As he put the finishing touches to next week’s pre-Budget report, Gordon Brown needs to remember that start-up companies are not the only engines of growth and productivity in the economy.
There is enormous potential to realise hidden value, either by spinning a small company out of a big one; by buying an existing small company and growing it; or simply by a bunch of clever engineers with vision transforming the company they are already working for.
But the watchword is agility. Big companies usually have a critical mass through their market share and purchasing power that creates economies of scale. They also have deep pockets. But as the boss of a management buyout told us this week, if you have deep pockets, you also need very long arms to get into them.
Engineers in a big company who come up with a smart idea are going to need one-off investment funds — even just a modest million — to grow the idea into a small company.
But their employer, however many billions are at its disposal, will often view their idea as just one competing project among many that are all seeking funding. Its investment appraisal machine will start working out where to spend its cash and will look at everything it could spend the money on. By the time the process is finished, the usual story is that some other company has had the same idea and beaten them to it.

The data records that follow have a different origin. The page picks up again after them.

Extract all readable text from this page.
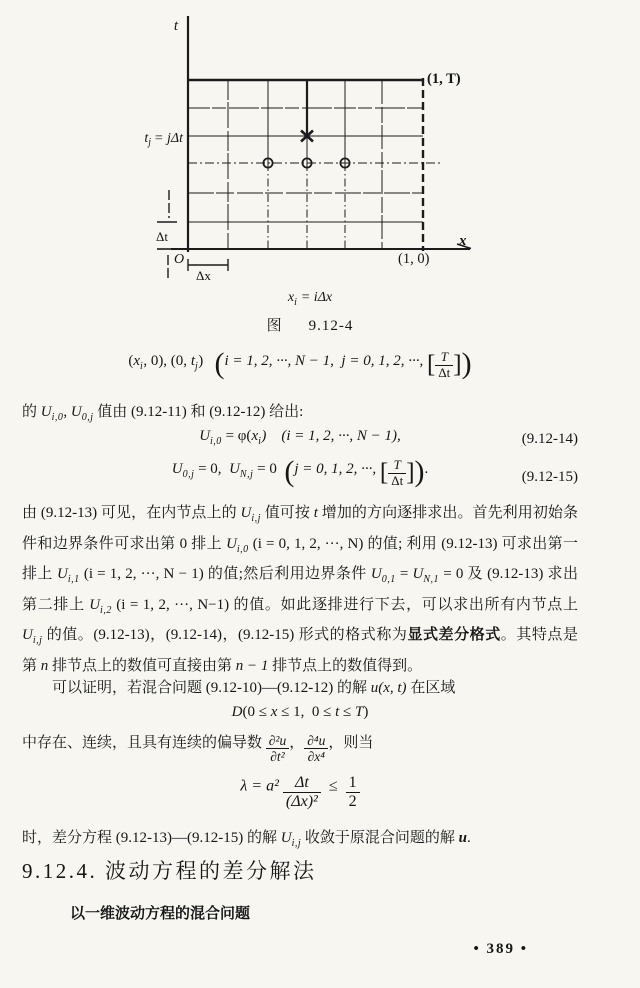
t
(1, T)
(1, 0)
x
$t_j = j\Delta t$
Δt
O
Δx
$x_i = i\Delta x$
图 9.12-4
($x_i$, 0), (0, $t_j$)   (i = 1, 2, ···, N − 1,  j = 0, 1, 2, ···, [ $\frac{T}{\Delta t}$ ])
的 $U_{i,0}$, $U_{0,j}$ 值由 (9.12-11) 和 (9.12-12) 给出:
$U_{i,0} = \varphi(x_i)$    (i = 1, 2, ···, N − 1),	(9.12-14)
$U_{0,j} = 0$,  $U_{N,j} = 0$  (j = 0, 1, 2, ···, [ $\frac{T}{\Delta t}$ ]).	(9.12-15)

由 (9.12-13) 可见，在内节点上的 $U_{i,j}$ 值可按 t 增加的方向逐排求出。首先利用初始条件和边界条件可求出第 0 排上 $U_{i,0}$ (i = 0, 1, 2, ···, N) 的值; 利用 (9.12-13) 可求出第一排上 $U_{i,1}$ (i = 1, 2, ···, N − 1) 的值;然后利用边界条件 $U_{0,1} = U_{N,1} = 0$ 及 (9.12-13) 求出第二排上 $U_{i,2}$ (i = 1, 2, ···, N−1) 的值。如此逐排进行下去，可以求出所有内节点上 $U_{i,j}$ 的值。(9.12-13)，(9.12-14)，(9.12-15) 形式的格式称为显式差分格式。其特点是第 n 排节点上的数值可直接由第 n − 1 排节点上的数值得到。

可以证明，若混合问题 (9.12-10)—(9.12-12) 的解 u(x, t) 在区域

D(0 ≤ x ≤ 1,  0 ≤ t ≤ T)

中存在、连续，且具有连续的偏导数 $\frac{\text{∂²u}}{\text{∂t²}}$ ， $\frac{\text{∂⁴u}}{\text{∂x⁴}}$ ，则当

$\lambda = a^2 \frac{\Delta t}{\text{(Δx)²}} \le \frac{1}{2}$

时，差分方程 (9.12-13)—(9.12-15) 的解 $U_{i,j}$ 收敛于原混合问题的解 u.

9.12.4. 波动方程的差分解法

以一维波动方程的混合问题

• 389 •
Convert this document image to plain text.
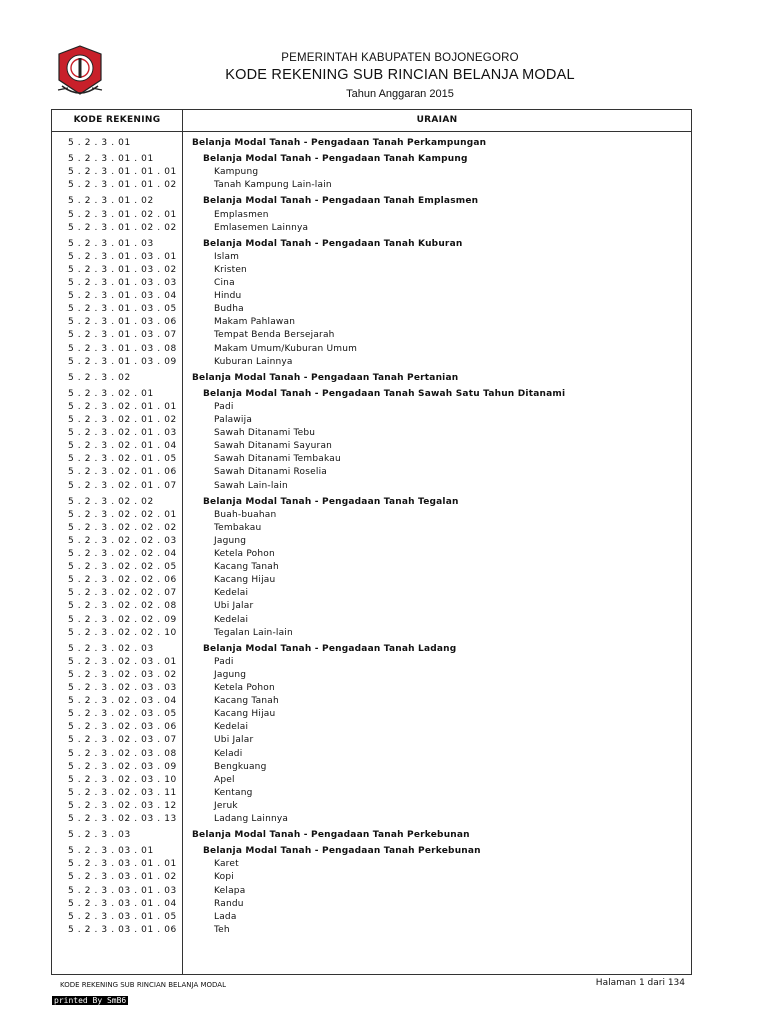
PEMERINTAH KABUPATEN BOJONEGORO
KODE REKENING SUB RINCIAN BELANJA MODAL
Tahun Anggaran 2015
KODE REKENING	URAIAN
5 . 2 . 3 . 01	Belanja Modal Tanah - Pengadaan Tanah Perkampungan
5 . 2 . 3 . 01 . 01	Belanja Modal Tanah - Pengadaan Tanah Kampung
5 . 2 . 3 . 01 . 01 . 01	Kampung
5 . 2 . 3 . 01 . 01 . 02	Tanah Kampung Lain-lain
5 . 2 . 3 . 01 . 02	Belanja Modal Tanah - Pengadaan Tanah Emplasmen
5 . 2 . 3 . 01 . 02 . 01	Emplasmen
5 . 2 . 3 . 01 . 02 . 02	Emlasemen Lainnya
5 . 2 . 3 . 01 . 03	Belanja Modal Tanah - Pengadaan Tanah Kuburan
5 . 2 . 3 . 01 . 03 . 01	Islam
5 . 2 . 3 . 01 . 03 . 02	Kristen
5 . 2 . 3 . 01 . 03 . 03	Cina
5 . 2 . 3 . 01 . 03 . 04	Hindu
5 . 2 . 3 . 01 . 03 . 05	Budha
5 . 2 . 3 . 01 . 03 . 06	Makam Pahlawan
5 . 2 . 3 . 01 . 03 . 07	Tempat Benda Bersejarah
5 . 2 . 3 . 01 . 03 . 08	Makam Umum/Kuburan Umum
5 . 2 . 3 . 01 . 03 . 09	Kuburan Lainnya
5 . 2 . 3 . 02	Belanja Modal Tanah - Pengadaan Tanah Pertanian
5 . 2 . 3 . 02 . 01	Belanja Modal Tanah - Pengadaan Tanah Sawah Satu Tahun Ditanami
5 . 2 . 3 . 02 . 01 . 01	Padi
5 . 2 . 3 . 02 . 01 . 02	Palawija
5 . 2 . 3 . 02 . 01 . 03	Sawah Ditanami Tebu
5 . 2 . 3 . 02 . 01 . 04	Sawah Ditanami Sayuran
5 . 2 . 3 . 02 . 01 . 05	Sawah Ditanami Tembakau
5 . 2 . 3 . 02 . 01 . 06	Sawah Ditanami Roselia
5 . 2 . 3 . 02 . 01 . 07	Sawah Lain-lain
5 . 2 . 3 . 02 . 02	Belanja Modal Tanah - Pengadaan Tanah Tegalan
5 . 2 . 3 . 02 . 02 . 01	Buah-buahan
5 . 2 . 3 . 02 . 02 . 02	Tembakau
5 . 2 . 3 . 02 . 02 . 03	Jagung
5 . 2 . 3 . 02 . 02 . 04	Ketela Pohon
5 . 2 . 3 . 02 . 02 . 05	Kacang Tanah
5 . 2 . 3 . 02 . 02 . 06	Kacang Hijau
5 . 2 . 3 . 02 . 02 . 07	Kedelai
5 . 2 . 3 . 02 . 02 . 08	Ubi Jalar
5 . 2 . 3 . 02 . 02 . 09	Kedelai
5 . 2 . 3 . 02 . 02 . 10	Tegalan Lain-lain
5 . 2 . 3 . 02 . 03	Belanja Modal Tanah - Pengadaan Tanah Ladang
5 . 2 . 3 . 02 . 03 . 01	Padi
5 . 2 . 3 . 02 . 03 . 02	Jagung
5 . 2 . 3 . 02 . 03 . 03	Ketela Pohon
5 . 2 . 3 . 02 . 03 . 04	Kacang Tanah
5 . 2 . 3 . 02 . 03 . 05	Kacang Hijau
5 . 2 . 3 . 02 . 03 . 06	Kedelai
5 . 2 . 3 . 02 . 03 . 07	Ubi Jalar
5 . 2 . 3 . 02 . 03 . 08	Keladi
5 . 2 . 3 . 02 . 03 . 09	Bengkuang
5 . 2 . 3 . 02 . 03 . 10	Apel
5 . 2 . 3 . 02 . 03 . 11	Kentang
5 . 2 . 3 . 02 . 03 . 12	Jeruk
5 . 2 . 3 . 02 . 03 . 13	Ladang Lainnya
5 . 2 . 3 . 03	Belanja Modal Tanah - Pengadaan Tanah Perkebunan
5 . 2 . 3 . 03 . 01	Belanja Modal Tanah - Pengadaan Tanah Perkebunan
5 . 2 . 3 . 03 . 01 . 01	Karet
5 . 2 . 3 . 03 . 01 . 02	Kopi
5 . 2 . 3 . 03 . 01 . 03	Kelapa
5 . 2 . 3 . 03 . 01 . 04	Randu
5 . 2 . 3 . 03 . 01 . 05	Lada
5 . 2 . 3 . 03 . 01 . 06	Teh
KODE REKENING SUB RINCIAN BELANJA MODAL	Halaman 1 dari 134
printed By SmB6
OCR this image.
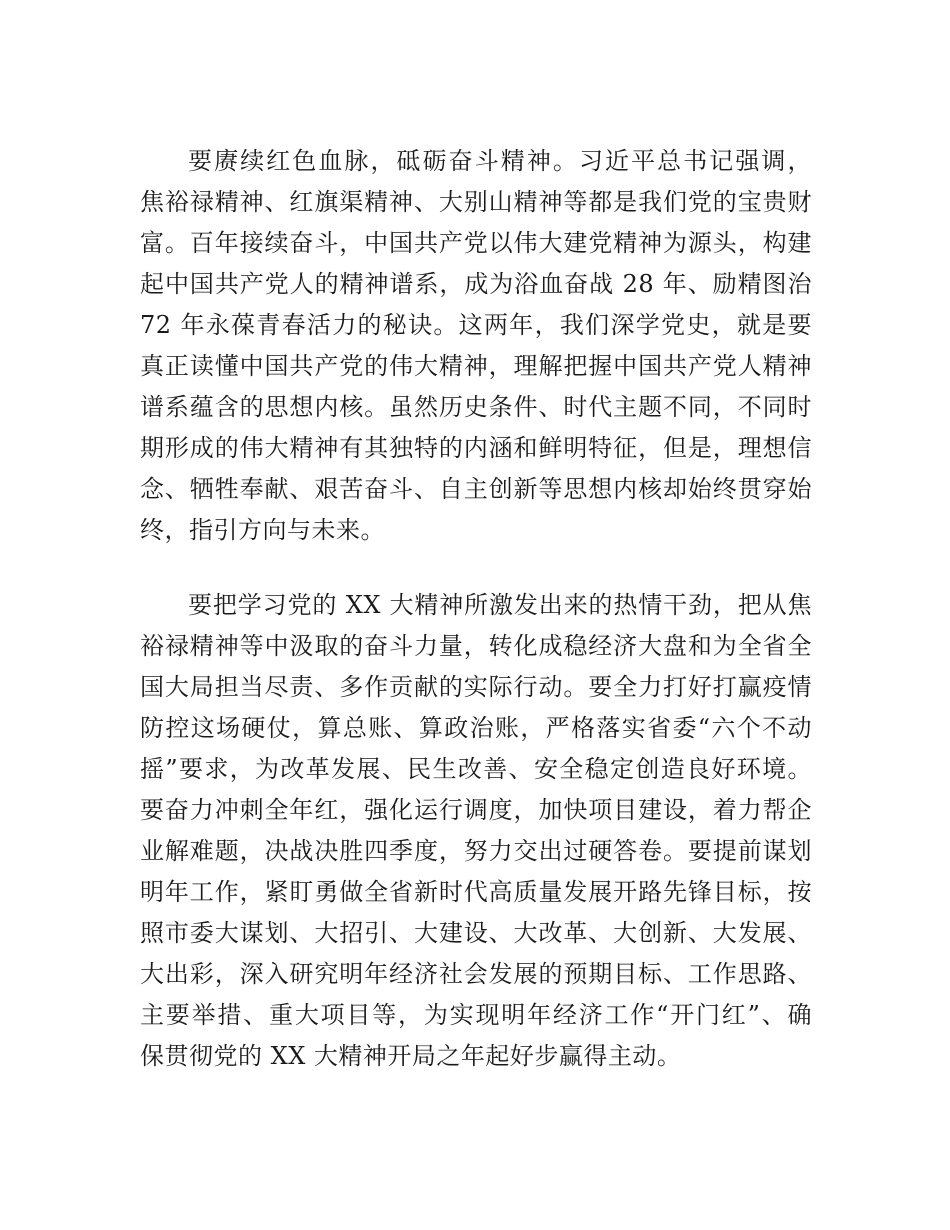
要赓续红色血脉，砥砺奋斗精神。习近平总书记强调，
焦裕禄精神、红旗渠精神、大别山精神等都是我们党的宝贵财
富。百年接续奋斗，中国共产党以伟大建党精神为源头，构建
起中国共产党人的精神谱系，成为浴血奋战 28 年、励精图治
72 年永葆青春活力的秘诀。这两年，我们深学党史，就是要
真正读懂中国共产党的伟大精神，理解把握中国共产党人精神
谱系蕴含的思想内核。虽然历史条件、时代主题不同，不同时
期形成的伟大精神有其独特的内涵和鲜明特征，但是，理想信
念、牺牲奉献、艰苦奋斗、自主创新等思想内核却始终贯穿始
终，指引方向与未来。
要把学习党的 XX 大精神所激发出来的热情干劲，把从焦
裕禄精神等中汲取的奋斗力量，转化成稳经济大盘和为全省全
国大局担当尽责、多作贡献的实际行动。要全力打好打赢疫情
防控这场硬仗，算总账、算政治账，严格落实省委“六个不动
摇”要求，为改革发展、民生改善、安全稳定创造良好环境。
要奋力冲刺全年红，强化运行调度，加快项目建设，着力帮企
业解难题，决战决胜四季度，努力交出过硬答卷。要提前谋划
明年工作，紧盯勇做全省新时代高质量发展开路先锋目标，按
照市委大谋划、大招引、大建设、大改革、大创新、大发展、
大出彩，深入研究明年经济社会发展的预期目标、工作思路、
主要举措、重大项目等，为实现明年经济工作“开门红”、确
保贯彻党的 XX 大精神开局之年起好步赢得主动。
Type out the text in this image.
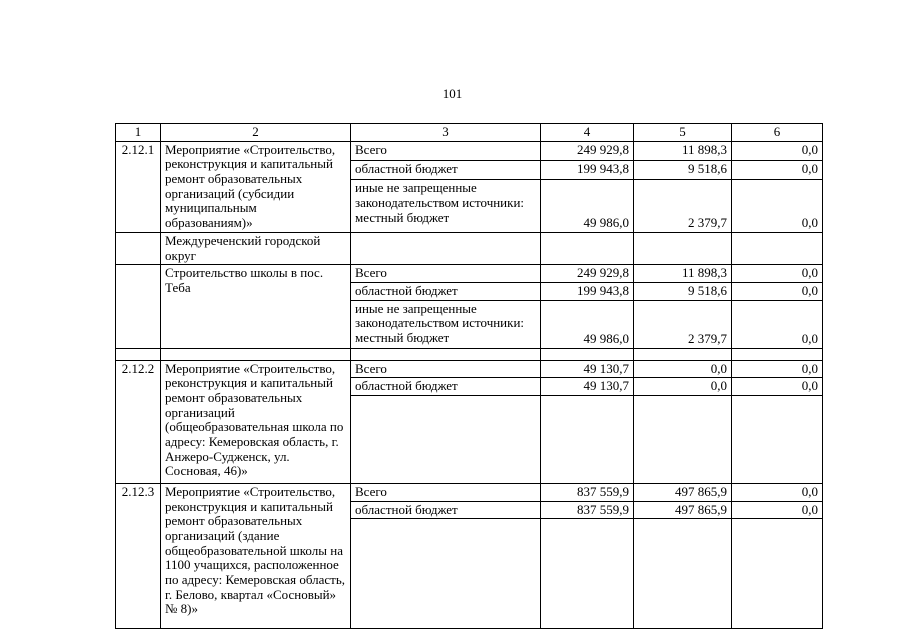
101
1	2	3	4	5	6
2.12.1	Мероприятие «Строительство, реконструкция и капитальный ремонт образовательных организаций (субсидии муниципальным образованиям)»	Всего	249 929,8	11 898,3	0,0
		областной бюджет	199 943,8	9 518,6	0,0
		иные не запрещенные законодательством источники: местный бюджет	49 986,0	2 379,7	0,0
	Междуреченский городской округ				
	Строительство школы в пос. Теба	Всего	249 929,8	11 898,3	0,0
		областной бюджет	199 943,8	9 518,6	0,0
		иные не запрещенные законодательством источники: местный бюджет	49 986,0	2 379,7	0,0

2.12.2	Мероприятие «Строительство, реконструкция и капитальный ремонт образовательных организаций (общеобразовательная школа по адресу: Кемеровская область, г. Анжеро-Судженск, ул. Сосновая, 46)»	Всего	49 130,7	0,0	0,0
		областной бюджет	49 130,7	0,0	0,0

2.12.3	Мероприятие «Строительство, реконструкция и капитальный ремонт образовательных организаций (здание общеобразовательной школы на 1100 учащихся, расположенное по адресу: Кемеровская область, г. Белово, квартал «Сосновый» № 8)»	Всего	837 559,9	497 865,9	0,0
		областной бюджет	837 559,9	497 865,9	0,0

Small companies, focused on one kind of technology, with financial backers that believe in and understand the technical detail and commercial potential of their vision, can act faster. That’s true whether they are start-ups, buy-outs, or simply existing companies in a stage of transformation.
The more the chancellor can do to help innovative small firms, the better for UK productivity. It isn’t about propping up lame-duck firms. It’s about creating a better environment for ambition and risk-taking.
The opportunities are out there. So let’s take them.